It is easy to forget that journalists have been dealing with technological innovation since before the invention of the printing press. Today, while looking through the card catalog of old newspaper clippings with students in the University library I came upon an interesting example of one early adopter of a revolutionary, for its time, technology – the typewriter.

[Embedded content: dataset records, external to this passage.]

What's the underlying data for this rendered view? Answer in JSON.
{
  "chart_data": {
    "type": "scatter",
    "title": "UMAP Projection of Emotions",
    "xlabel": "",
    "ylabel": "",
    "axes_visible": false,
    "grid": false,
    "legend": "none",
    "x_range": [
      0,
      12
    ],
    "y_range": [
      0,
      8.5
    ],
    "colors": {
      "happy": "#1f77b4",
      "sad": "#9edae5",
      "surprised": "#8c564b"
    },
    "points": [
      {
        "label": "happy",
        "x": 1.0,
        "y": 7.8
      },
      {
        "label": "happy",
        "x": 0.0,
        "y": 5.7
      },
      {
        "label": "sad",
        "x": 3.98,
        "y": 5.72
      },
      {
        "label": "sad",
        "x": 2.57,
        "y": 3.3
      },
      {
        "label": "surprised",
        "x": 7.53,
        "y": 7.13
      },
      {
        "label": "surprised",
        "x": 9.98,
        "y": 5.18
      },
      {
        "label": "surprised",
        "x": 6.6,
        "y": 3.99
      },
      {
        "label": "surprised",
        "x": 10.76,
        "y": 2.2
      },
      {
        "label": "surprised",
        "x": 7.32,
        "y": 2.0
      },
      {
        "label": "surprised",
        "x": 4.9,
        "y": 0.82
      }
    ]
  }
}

The article, found in the Ashland, Ore., Daily Tidings of 1887, was reprinted from the New York Graphic. The article tells the story of how humorist and journalism pioneer David Ross Locke commonly known by his pseudonym “Petroleum V. Nasby”, became the first editor to use a typewriter in the newsroom. Necessity, they say, is the mother of invention, but in Locke's case it may have been something else all together.
Nasby and the typewriter
The first editor in the United States to throw aside his quill or pencil for the typewriter was D. R. Locke, “Petroleum V. Nasby,” the editor and proprietor of the Toledo Blade. A dozen years ago, when The Cincinnati Gazette and Commercial, Chicago Tribune and St. Louis Globe Democrat were the only Republican journals of any note west of New York, Locke was a power in the newspaper world. The circulation of the weekly edition of the publication founded by Horace Greeley, and his “Confederate Cross Roads" letters were widely read and copied. Locke had always been a heavy drinker, but his success seemed only to spar him on to renewed efforts in the anti-prohibition line. He made it a point to get “half shot” before breakfast of a morning, be “three sheets in the wind” by dinner and wind up the evening too full for utterance. Although possessed of an iron constitution, whiskey gradually undermined his nerves, and after a time he was no longer able to hold a pen and turn out legible manuscript. He tried dictation, but his ideas did not seem to fully concentrate in the presence of a second person, and for a time he seriously contemplated reformation. While in such a plight he chance to see a typewriter of the crude style of the day, The thought came to him like a flash that he had found a way out of his dilemma he bought the instrument, and in the course of a few weeks could knock off “copy” as rapidly and far more decipherably than he could with a pen in his most gifted days.